AG: Pero a nosotros sí, ¿no? En el sentido de acompañar la labor editorial, o sea, no pensar en la ediorial para publicar nada más nosotros, sino donde tengamos lugar nosotros junto a los demás. Porque de otra manera… por ejemplo, este libro de Morquecho, se pierde [se refiere a Dos lecciones, editado por la Unidad Académica de Letras de la uaz]. Maritza va a publicar en Tierra Adentro… entonces creo yo que podría articularse. Es muy complicado, porque implica cosa de lana, implica cosa de empresarios, o sea, se necesita un empresario o una institución que deje actuar a un empresario cultural. Y la verdad no veo por dónde.

A-M: ¿Y cómo va esto [señalo el libro de Morquecho y me refiero a la colección]? ¿Este es un primer número?

AG: Pues va bien, o sea, las tiradas fueron en el sentido de recuperar. (Hicimos una maldad con Morquecho: no le dimos sus ejemplares de autor para que los regalara, porque si no no se recupera ni eso. Entonces ahí entrampamos a los amigos de Morquecho). Por lo menos creo que se puede recuperar lo que se invirtió, por lo menos.

A-M: ¿Como para hacer otro número, como para empezar a hacer una colección?

AG: Sí, claro.
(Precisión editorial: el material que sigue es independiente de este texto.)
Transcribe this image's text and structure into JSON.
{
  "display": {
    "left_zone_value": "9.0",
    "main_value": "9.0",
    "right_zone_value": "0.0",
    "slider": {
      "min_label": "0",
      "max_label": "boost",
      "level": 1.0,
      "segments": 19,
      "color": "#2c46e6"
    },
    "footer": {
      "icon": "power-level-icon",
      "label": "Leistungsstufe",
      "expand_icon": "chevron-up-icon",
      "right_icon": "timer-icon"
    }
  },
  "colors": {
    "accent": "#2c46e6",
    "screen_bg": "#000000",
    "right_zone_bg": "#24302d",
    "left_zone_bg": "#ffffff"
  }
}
De hecho estamos trabajando un texto de Juan López Chávez, su tesis de doctorado, pero es una tesis más cara, más grande, estamos pensando en un formato como el de Isabel, tamaño carta. Serían dos colecciones: una de literatura, o más bien una de teoría, o de problemas teóricos y otra de problemas lingüísticos. Si hay forma de conseguir algunos apoyos ahí es donde podrían entrar ustedes y, bueno, en lo otro también, ¿no? Lo que pasa es que hay mucho trabajo y poco recurso para sacarlo.

A-M: A propósito de esta generación que tú dices que está creciendo y se pelea, como que no tiene idea de grupo en realidad, o la tienen algunas personas en grupos muy reducidos. ¿En tu época tú te sentías parte de un grupo?

AG: Nosotros no nos formamos como grupo local, sino que hubo un taller piloto que posibilitó que nosotros nos saliéramos de los pleitos locales y nos fuéramos al centro, al centro del taller que en este caso era San Luis y después fue Aguascalientes. En mi generación eran pleitos de otro tipo. En eso sí ha cambiado mucho la cosa, o bueno, no sé si ha cambiado mucho la cosa, pero yo creo que sí: eran pleitos de este tipo de poemas como los que se presentan mucho en Jerez: poemas de bandera y poemas de amor y había velaciones en los libros, se velaban como si fueran armas, toda la noche recitando poemas y bebiendo y cantando, entonces era una visión muy anquilosada de la literatura. En ese sentido el enemigo era claro una vez que lo detectamos, entonces el cambio de temática, el cambio de mirada, el cambio de forma y todo eso yo sí lo noto muy marcadamente. En León, por ejemplo, entre mi narrativa y la narrativa de un cuate llamado Leopoldo Navarro y una mujer que se llamaba Ruth Nazer, pues no hay punto de comparación, ahora sí que hay mucho de profesional y mucho de amateur, pero además muy anquilosado. Creo que la calidad de la disputa ha cambiado, por ejemplo, entre Pinto y Juan José no hay mucha diferencia, eso es lo que a mí me sorprende más, no veo por qué el pleito.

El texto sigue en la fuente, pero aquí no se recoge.